Nivel nominal: solo clasifica los datos en diferentes categorías, ejemplo que se clasifica como: Nivel ordinal masculino o femenino: los datos se pueden organizar y ordenar, pero la diferencia no tiene sentido, por ejemplo: clasificación como 1º, 2º y 3º. Nivel de intervalo: se pueden ordenar los datos y se pueden tomar diferencias, pero no es posible la multiplicación / división. por ejemplo: categorizar como diferentes años como 2011, 2012, etc. Nivel de relación - Orden, diferencia y multiplicación / división: todas las operaciones son posibles. Por ejemplo: edad en Lee mas »

¿Qué información proporciona una ojiva?

¿Qué información proporciona una ojiva?

Ogive es otro nombre de una curva de frecuencia acumulada. En cada punto de la ojiva obtenemos el número de observaciones menor que la abscisa de ese punto. Esta respuesta se da teniendo en cuenta menos que ogiva. De lo contrario, la curva dará el número de observaciones mayor que la abscisa. Se puede obtener una distribución de frecuencia menor que la acumulada agregando consecutivamente las frecuencias de las clases y escribiéndolas contra los límites superiores de las clases. Lee mas »
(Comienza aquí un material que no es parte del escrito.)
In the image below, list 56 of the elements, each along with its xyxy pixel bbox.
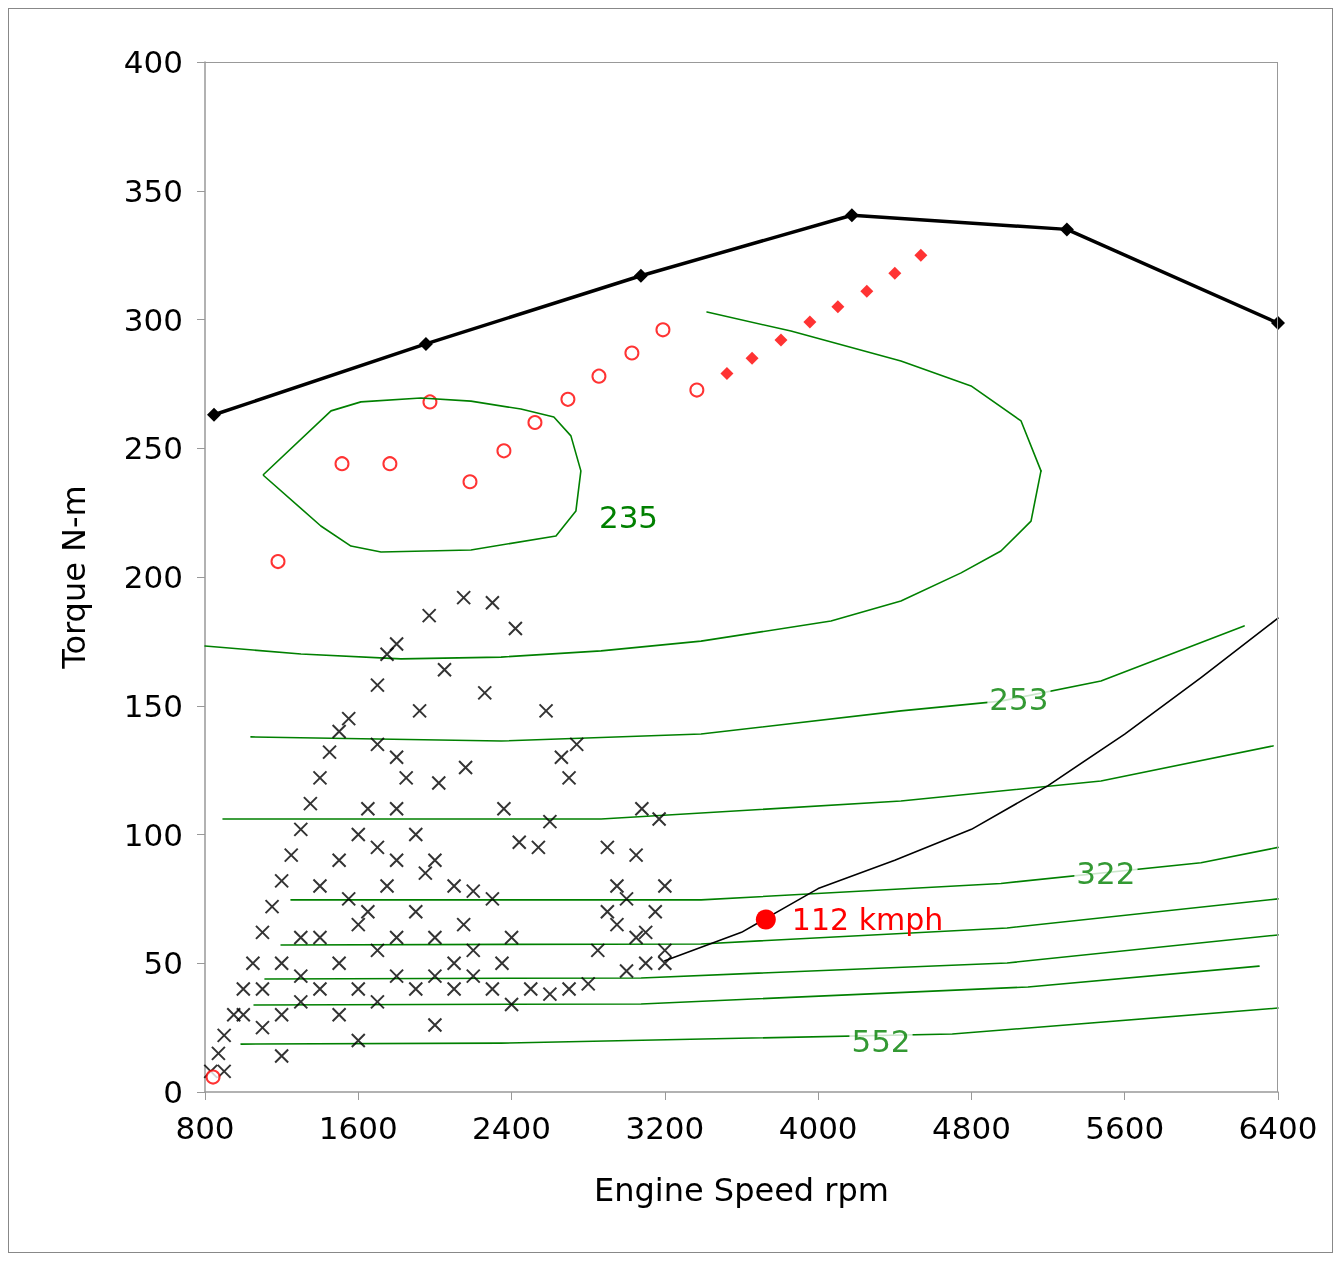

Se selecciona una carta al azar de un mazo de cartas estándar de 52. ¿Cuál es la probabilidad de que la carta seleccionada sea roja o tarjeta ilustrada?

Se selecciona una carta al azar de un mazo de cartas estándar de 52. ¿Cuál es la probabilidad de que la carta seleccionada sea roja o tarjeta ilustrada?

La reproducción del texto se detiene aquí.